7.2. Stenosis of the urethral meatus
A second complication is stenosis of the urethral meatus. Rarer than fistulas, stenoses consist of a shrinking of the urethral meatus, which lessens the stream of urine during urination (Ellsworth et al., 1999). This complication can lead to serious problems due to the difficulty of completely emptying the bladder (e.g. damage to the upper urinary tract, urinary infections). A stenosis can be treated manually by dilatation with the help of a catheter or surgically (a meatotomy) (Wilcox & Ransley, 2000).
7.3. Persistent chordee
A third complication refers to the persistence of chordee. In general, this complication is due to its inadequate correction at the time of the first operation. This complication is becoming less frequent thanks to the development of new surgical techniques in orthoplasty and the potential to check the straightening of the penis throughout the surgery (Wilcox & Ransley, 2000).
7.4. Unsatisfactory aesthetic results
A fourth complication relates to disappointing aesthetic results. The aesthetic quality of the repair can, for example, be compromised by the presence of irregular suture points or an excess of skin on the ventral side of the glans (Paparel et al., 2001). The aesthetic objective (to give the patient a penis with as near normal an appearance as possible) can be also be subject to other complications.

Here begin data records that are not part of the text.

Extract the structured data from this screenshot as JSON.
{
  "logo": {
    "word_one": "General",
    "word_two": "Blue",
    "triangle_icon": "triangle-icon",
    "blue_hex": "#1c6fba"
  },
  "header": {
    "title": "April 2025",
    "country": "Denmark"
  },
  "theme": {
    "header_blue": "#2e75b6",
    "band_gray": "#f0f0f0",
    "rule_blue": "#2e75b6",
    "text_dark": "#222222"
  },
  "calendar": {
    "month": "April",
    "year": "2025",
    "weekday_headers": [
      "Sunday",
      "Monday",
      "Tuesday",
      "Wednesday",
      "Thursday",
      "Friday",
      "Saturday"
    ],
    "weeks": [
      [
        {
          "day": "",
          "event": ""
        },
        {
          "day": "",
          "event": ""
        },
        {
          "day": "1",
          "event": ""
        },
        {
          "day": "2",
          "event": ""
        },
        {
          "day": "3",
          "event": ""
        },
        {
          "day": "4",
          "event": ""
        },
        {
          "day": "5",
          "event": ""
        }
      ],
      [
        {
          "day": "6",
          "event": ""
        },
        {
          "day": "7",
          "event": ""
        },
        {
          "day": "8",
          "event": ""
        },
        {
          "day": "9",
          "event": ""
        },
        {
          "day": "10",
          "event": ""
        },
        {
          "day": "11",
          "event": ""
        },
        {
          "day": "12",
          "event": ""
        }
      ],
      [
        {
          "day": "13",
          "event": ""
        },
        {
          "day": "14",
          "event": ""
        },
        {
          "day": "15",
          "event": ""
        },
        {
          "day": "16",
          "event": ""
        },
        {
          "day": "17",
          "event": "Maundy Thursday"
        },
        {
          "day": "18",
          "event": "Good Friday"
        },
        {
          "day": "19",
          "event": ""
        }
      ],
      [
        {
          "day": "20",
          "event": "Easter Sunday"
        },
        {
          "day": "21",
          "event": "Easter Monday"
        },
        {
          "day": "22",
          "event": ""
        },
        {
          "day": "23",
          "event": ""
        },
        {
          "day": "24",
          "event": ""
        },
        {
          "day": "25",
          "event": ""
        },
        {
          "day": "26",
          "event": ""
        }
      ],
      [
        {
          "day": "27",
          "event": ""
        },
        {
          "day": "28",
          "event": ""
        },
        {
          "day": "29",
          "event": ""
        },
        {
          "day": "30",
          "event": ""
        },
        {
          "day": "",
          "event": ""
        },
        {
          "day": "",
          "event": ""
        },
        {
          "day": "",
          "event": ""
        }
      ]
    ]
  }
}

Even after surgery, the urethral meatus may be situated below the apex of the glans or may have a circular form instead of a vertical orientation (slit) (Holland, Smith, Ross & Cass, 2001). With the aim of evaluating the aesthetic results of repair operations, some pediatric urologists have, for example, put forward a ‘system of objective analysis’, using photographic negatives taken at different moments of the intervention (just before, just after and between three months and one year afterwards) (Baskin, 2001).
7.5. Multiple failures
A fifth complication refers to multiple failures in operations carried out on what some authors have called hypospadias ‘cripples’  or ‘disasters’ (Paparel et al., 2001). This terminology refers to boys or men who, even if they have been operated on several times , still suffer major functional or aesthetic problems (e.g., badly scarred tissue, persistent chordee or fistulas, stenosis of the meatus) (van der Werff & van der Meulen, 2000).
- Pre-admission and post-operative care
Given that the candidate population for hypospadias surgery is composed mostly of young children, the parents should benefit from a variety of information before giving their consent to the operation to be performed on their child (Ellsworth et al., 1999).
The information given out before admission is notably related to the surgical procedures and their objectives, risks and complications associated with such procedures and the duration of hospitalization. Pre-admission information also concerns post-surgical care (Sanders, 2002).
Parents should be informed that a catheter will probably be left in place for several days following the operation, to drain the urine from the bladder (Mondet, Johanet, Larroquet et al., 1999). They should also know that after the operation the penis will be covered in a specialized dressing, the application of which is recommended for several reasons: to keep the penis stabilized, to allow for the best possible healing of tissues, to ensure sterility of the wound, to reduce the risk of bleeding by keeping a moderated pressure, and to maintain the catheter in the correct position (Searles & Mackinnon, 2001).